The vacation will reduce your chances of being in a motor-vehicle accident and it will make you more aware of your surroundings.
Cellphones are attention vacuums, sucking in all of your focus. When you are but a fetid husk, sapped of your ability to concentrate, you are going to find yourself in trouble. When driving a motor vehicle, that trouble means an accident. Studies indicate that driving while distracted can impair you to the same degree that driving drunk would. This doesn’t mean that you will be unable to escape death (unless you are in a Final Destination-type scenario). Research from the National Traffic Safety Administration indicates only 10 percent of fatal crashes, 18 percent of injury crashes, and 16 percent of all police-reported crashes are the result of distracted driving. However, it is worth noting that people are loathe to admit to using their cellphone after an accident, so these numbers are probably skewed.

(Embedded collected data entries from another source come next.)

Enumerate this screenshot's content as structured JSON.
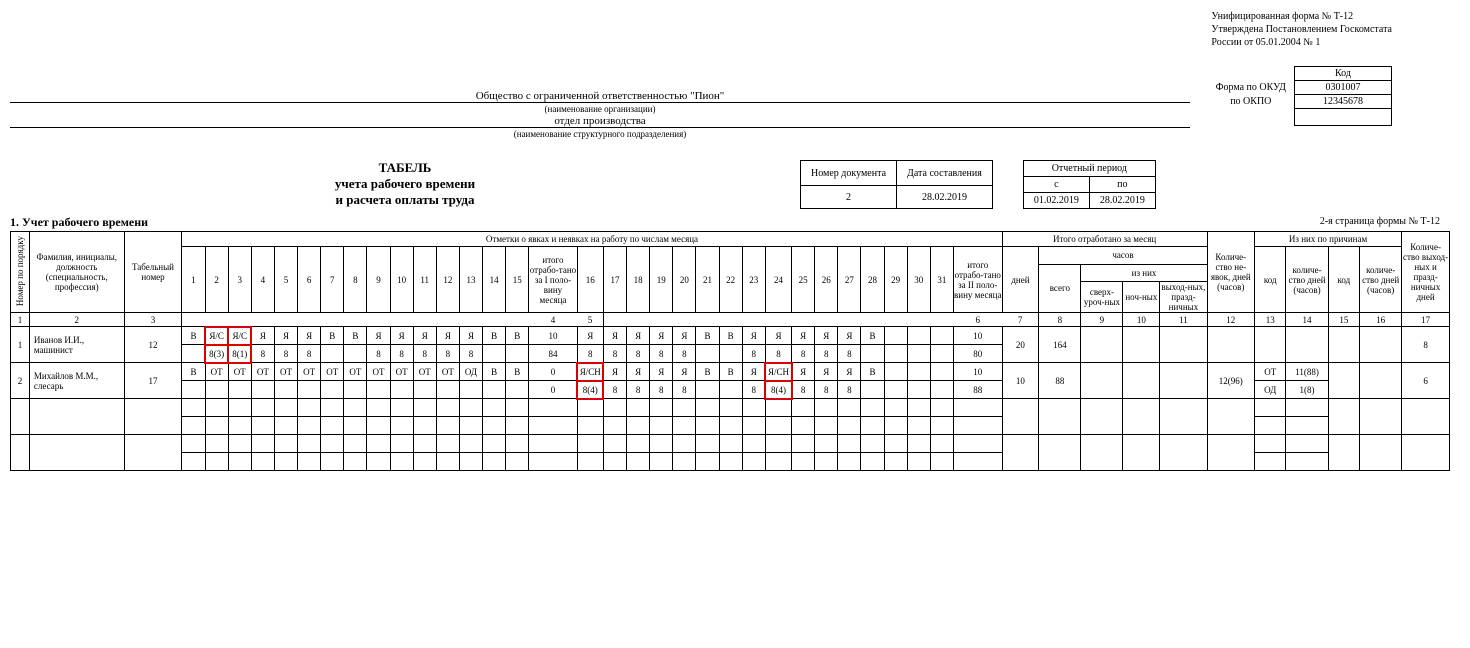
{
  "approval": {
    "l1": "Унифицированная форма № Т-12",
    "l2": "Утверждена Постановлением Госкомстата",
    "l3": "России от 05.01.2004 № 1"
  },
  "codes": {
    "header": "Код",
    "okud_label": "Форма по ОКУД",
    "okud": "0301007",
    "okpo_label": "по ОКПО",
    "okpo": "12345678"
  },
  "org": {
    "name": "Общество с ограниченной ответственностью \"Пион\"",
    "name_sub": "(наименование организации)",
    "dept": "отдел производства",
    "dept_sub": "(наименование структурного подразделения)"
  },
  "title": {
    "l1": "ТАБЕЛЬ",
    "l2": "учета рабочего времени",
    "l3": "и расчета оплаты  труда"
  },
  "doc": {
    "num_label": "Номер документа",
    "date_label": "Дата составления",
    "num": "2",
    "date": "28.02.2019"
  },
  "period": {
    "header": "Отчетный период",
    "from_label": "с",
    "to_label": "по",
    "from": "01.02.2019",
    "to": "28.02.2019"
  },
  "section": "1. Учет рабочего времени",
  "page2": "2-я страница формы № Т-12",
  "head": {
    "num": "Номер по порядку",
    "fio": "Фамилия, инициалы, должность (специальность, профессия)",
    "tab": "Табельный номер",
    "marks": "Отметки о явках и неявках на работу по числам месяца",
    "half1": "итого отрабо-тано за I поло-вину месяца",
    "half2": "итого отрабо-тано за II поло-вину месяца",
    "total": "Итого отработано за месяц",
    "days": "дней",
    "hours": "часов",
    "vsego": "всего",
    "iznih": "из них",
    "over": "сверх-уроч-ных",
    "night": "ноч-ных",
    "weekend": "выход-ных, празд-ничных",
    "absent": "Количе-ство не-явок, дней (часов)",
    "reasons": "Из них по причинам",
    "code": "код",
    "cnt": "количе-ство дней (часов)",
    "holi": "Количе-ство выход-ных и празд-ничных дней",
    "d1": "1",
    "d2": "2",
    "d3": "3",
    "d4": "4",
    "d5": "5",
    "d6": "6",
    "d7": "7",
    "d8": "8",
    "d9": "9",
    "d10": "10",
    "d11": "11",
    "d12": "12",
    "d13": "13",
    "d14": "14",
    "d15": "15",
    "d16": "16",
    "d17": "17",
    "d18": "18",
    "d19": "19",
    "d20": "20",
    "d21": "21",
    "d22": "22",
    "d23": "23",
    "d24": "24",
    "d25": "25",
    "d26": "26",
    "d27": "27",
    "d28": "28",
    "d29": "29",
    "d30": "30",
    "d31": "31"
  },
  "colnums": {
    "c1": "1",
    "c2": "2",
    "c3": "3",
    "c4": "4",
    "c5": "5",
    "c6": "6",
    "c7": "7",
    "c8": "8",
    "c9": "9",
    "c10": "10",
    "c11": "11",
    "c12": "12",
    "c13": "13",
    "c14": "14",
    "c15": "15",
    "c16": "16",
    "c17": "17"
  },
  "r1": {
    "num": "1",
    "fio": "Иванов И.И., машинист",
    "tab": "12",
    "c": {
      "1": "В",
      "2": "Я/С",
      "3": "Я/С",
      "4": "Я",
      "5": "Я",
      "6": "Я",
      "7": "В",
      "8": "В",
      "9": "Я",
      "10": "Я",
      "11": "Я",
      "12": "Я",
      "13": "Я",
      "14": "В",
      "15": "В"
    },
    "h1": "10",
    "c2": {
      "16": "Я",
      "17": "Я",
      "18": "Я",
      "19": "Я",
      "20": "Я",
      "21": "В",
      "22": "В",
      "23": "Я",
      "24": "Я",
      "25": "Я",
      "26": "Я",
      "27": "Я",
      "28": "В",
      "29": "",
      "30": "",
      "31": ""
    },
    "h2": "10",
    "days": "20",
    "hours": "164",
    "holi": "8",
    "b": {
      "1": "",
      "2": "8(3)",
      "3": "8(1)",
      "4": "8",
      "5": "8",
      "6": "8",
      "7": "",
      "8": "",
      "9": "8",
      "10": "8",
      "11": "8",
      "12": "8",
      "13": "8",
      "14": "",
      "15": ""
    },
    "bh1": "84",
    "b2": {
      "16": "8",
      "17": "8",
      "18": "8",
      "19": "8",
      "20": "8",
      "21": "",
      "22": "",
      "23": "8",
      "24": "8",
      "25": "8",
      "26": "8",
      "27": "8",
      "28": "",
      "29": "",
      "30": "",
      "31": ""
    },
    "bh2": "80"
  },
  "r2": {
    "num": "2",
    "fio": "Михайлов М.М., слесарь",
    "tab": "17",
    "c": {
      "1": "В",
      "2": "ОТ",
      "3": "ОТ",
      "4": "ОТ",
      "5": "ОТ",
      "6": "ОТ",
      "7": "ОТ",
      "8": "ОТ",
      "9": "ОТ",
      "10": "ОТ",
      "11": "ОТ",
      "12": "ОТ",
      "13": "ОД",
      "14": "В",
      "15": "В"
    },
    "h1": "0",
    "c2": {
      "16": "Я/СН",
      "17": "Я",
      "18": "Я",
      "19": "Я",
      "20": "Я",
      "21": "В",
      "22": "В",
      "23": "Я",
      "24": "Я/СН",
      "25": "Я",
      "26": "Я",
      "27": "Я",
      "28": "В",
      "29": "",
      "30": "",
      "31": ""
    },
    "h2": "10",
    "days": "10",
    "hours": "88",
    "absent": "12(96)",
    "reason_code": "ОТ",
    "reason_cnt": "11(88)",
    "reason_code2": "ОД",
    "reason_cnt2": "1(8)",
    "holi": "6",
    "b": {
      "1": "",
      "2": "",
      "3": "",
      "4": "",
      "5": "",
      "6": "",
      "7": "",
      "8": "",
      "9": "",
      "10": "",
      "11": "",
      "12": "",
      "13": "",
      "14": "",
      "15": ""
    },
    "bh1": "0",
    "b2": {
      "16": "8(4)",
      "17": "8",
      "18": "8",
      "19": "8",
      "20": "8",
      "21": "",
      "22": "",
      "23": "8",
      "24": "8(4)",
      "25": "8",
      "26": "8",
      "27": "8",
      "28": "",
      "29": "",
      "30": "",
      "31": ""
    },
    "bh2": "88"
  }
}
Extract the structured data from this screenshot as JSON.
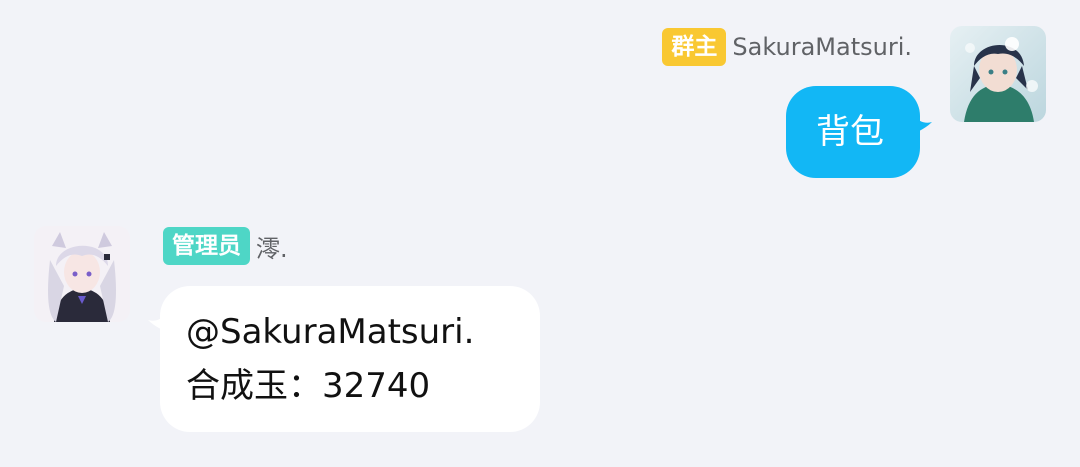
{
  "messages": [
    {
      "side": "right",
      "role_badge": "群主",
      "badge_color": "#f9c832",
      "sender": "SakuraMatsuri.",
      "bubble_color": "#12b7f5",
      "text_color": "#ffffff",
      "lines": [
        "背包"
      ]
    },
    {
      "side": "left",
      "role_badge": "管理员",
      "badge_color": "#4ed6c6",
      "sender": "澪.",
      "bubble_color": "#ffffff",
      "text_color": "#111111",
      "lines": [
        "@SakuraMatsuri.",
        "合成玉：32740"
      ]
    }
  ]
}
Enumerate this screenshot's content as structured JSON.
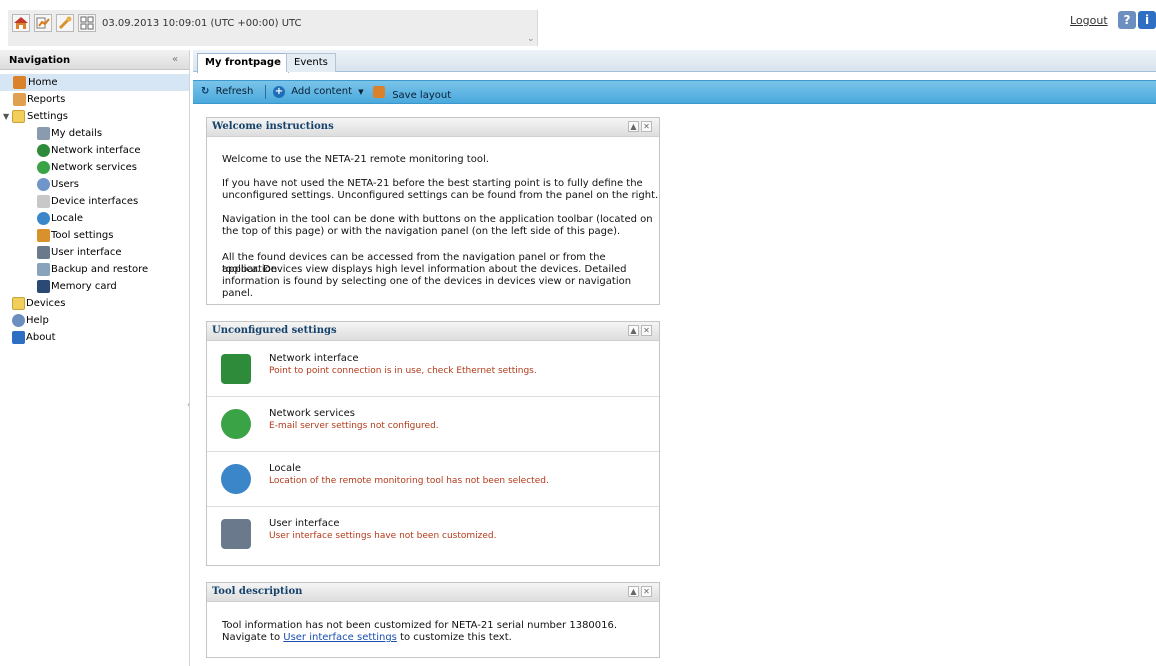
{
  "header": {
    "datetime": "03.09.2013 10:09:01 (UTC +00:00) UTC",
    "logout": "Logout",
    "toolbar_icons": [
      "home-icon",
      "reports-icon",
      "settings-icon",
      "devices-icon"
    ],
    "help_icon": "help-icon",
    "info_icon": "info-icon"
  },
  "nav": {
    "title": "Navigation",
    "items": [
      {
        "label": "Home",
        "icon": "home-icon"
      },
      {
        "label": "Reports",
        "icon": "reports-icon"
      },
      {
        "label": "Settings",
        "icon": "folder-open-icon"
      },
      {
        "label": "My details",
        "icon": "details-icon"
      },
      {
        "label": "Network interface",
        "icon": "network-interface-icon"
      },
      {
        "label": "Network services",
        "icon": "network-services-icon"
      },
      {
        "label": "Users",
        "icon": "users-icon"
      },
      {
        "label": "Device interfaces",
        "icon": "device-interfaces-icon"
      },
      {
        "label": "Locale",
        "icon": "globe-icon"
      },
      {
        "label": "Tool settings",
        "icon": "tool-settings-icon"
      },
      {
        "label": "User interface",
        "icon": "user-interface-icon"
      },
      {
        "label": "Backup and restore",
        "icon": "backup-icon"
      },
      {
        "label": "Memory card",
        "icon": "memory-card-icon"
      },
      {
        "label": "Devices",
        "icon": "folder-icon"
      },
      {
        "label": "Help",
        "icon": "help-icon"
      },
      {
        "label": "About",
        "icon": "info-icon"
      }
    ]
  },
  "tabs": [
    "My frontpage",
    "Events"
  ],
  "toolbar": {
    "refresh": "Refresh",
    "add_content": "Add content",
    "save_layout": "Save layout"
  },
  "welcome": {
    "title": "Welcome instructions",
    "p1": "Welcome to use the NETA-21 remote monitoring tool.",
    "p2a": "If you have not used the NETA-21 before the best starting point is to fully define the",
    "p2b": "unconfigured settings. Unconfigured settings can be found from the panel on the right.",
    "p3a": "Navigation in the tool can be done with buttons on the application toolbar (located on",
    "p3b": "the top of this page) or with the navigation panel (on the left side of this page).",
    "p4a": "All the found devices can be accessed from the navigation panel or from the application",
    "p4b": "toolbar. Devices view displays high level information about the devices. Detailed",
    "p4c": "information is found by selecting one of the devices in devices view or navigation panel."
  },
  "unconfigured": {
    "title": "Unconfigured settings",
    "rows": [
      {
        "title": "Network interface",
        "desc": "Point to point connection is in use, check Ethernet settings.",
        "icon": "network-interface-icon",
        "color": "#2e8b3a"
      },
      {
        "title": "Network services",
        "desc": "E-mail server settings not configured.",
        "icon": "network-services-icon",
        "color": "#3aa346"
      },
      {
        "title": "Locale",
        "desc": "Location of the remote monitoring tool has not been selected.",
        "icon": "globe-icon",
        "color": "#3a86c8"
      },
      {
        "title": "User interface",
        "desc": "User interface settings have not been customized.",
        "icon": "user-interface-icon",
        "color": "#6a7a8c"
      }
    ]
  },
  "tool_description": {
    "title": "Tool description",
    "line1": "Tool information has not been customized for NETA-21 serial number 1380016.",
    "line2_pre": "Navigate to ",
    "line2_link": "User interface settings",
    "line2_post": " to customize this text."
  }
}
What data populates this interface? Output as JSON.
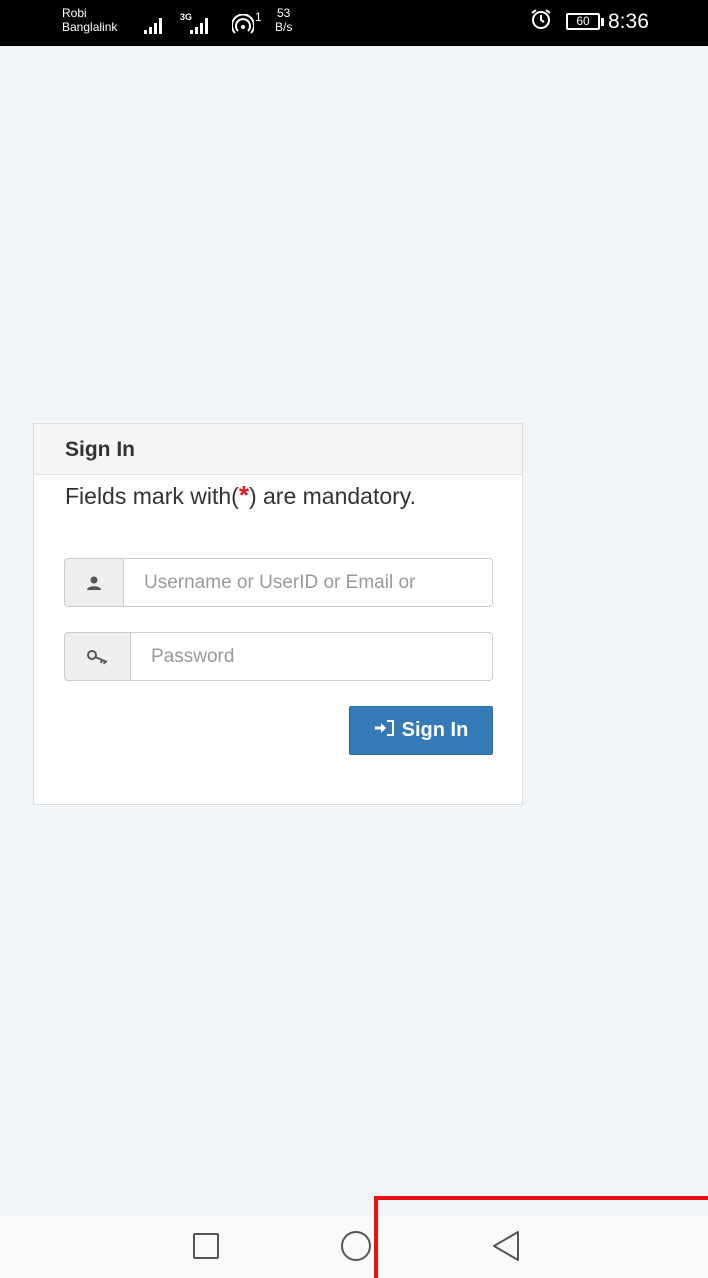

When you are simply moseying about town, your cellphone can still get you into trouble. If anything proves that, it’s the string of accidents plaguing inattentive players of Pokemon Go. There was the dude who pitched headlong down a flight of stairs, the two men in their early 20s who ignored a warning sign and ended up toppling over a cliff, and the many others who were hurt because they failed to pay attention to where they were and what was happening around them.
An article in Applied Cognitive Psychology termed this “inattentional blindness.” Their research revealed cellphone users are more likely to walk more slowly, more likely to change directions often, and are less likely to acknowledge other people (yep, it has come back to that). Their final finding is the one most relevant to the rash of accidents cellphone users face while walking: Even during activities that require few cognitive resources, they may be blind to their surroundings. Is a Bulbasaur worth your life? No. Put the phone down and step away.
A vacation will lower your chances of getting sick and keep your sperm topnotch.
How often do you do anything to wipe the germs off your cellphone? Yeah, I didn’t think so. At the very least, are you washing your hands before you use it? Nope. Hell, some of you are even using it while going to the bathroom. Face it, your phone is a flat screen covered in nasty pathogens. According to research performed by the London School of Hygiene and Tropical Medicine, “one in six mobile phones in Britain is contaminated with fecal matter.” Yum. Your phone could be carrying around E. Coli or one of the many other harmful bacteria that lead to illness. Sure, this problem could be cleaned up with a few antibacterial wipes, but if peoples considered how dirty their cells are, maybe they wouldn’t insist on holding them like security blankets.
There are other medical implications too. An observational study reveals sperm quality in men was decreased based on their daily duration of cell usage. It led to a shrinkage in sperm count, viability, motility, and normal morphology. Just think, Look Who’s Talking would never have gotten past the credits if John Travolta’s character was a heavy cellphone user. Bruce Willis would have been left narrating the sloth of the sperm world. In all seriousness, it’s interesting that phones — which are sterilizing our IRL connections — are also negatively affecting the most basic of all connections, between egg and sperm.
At the end of the day, living without a cellphone works for me because I work from my home computer; it can do most of what a phone can. Most people couldn’t do it full time, but maybe you’ll grow by trying an experiment of your own. A month? A week? A few days? What do you have to lose besides a couple of stray Pokemon and some @ mentions?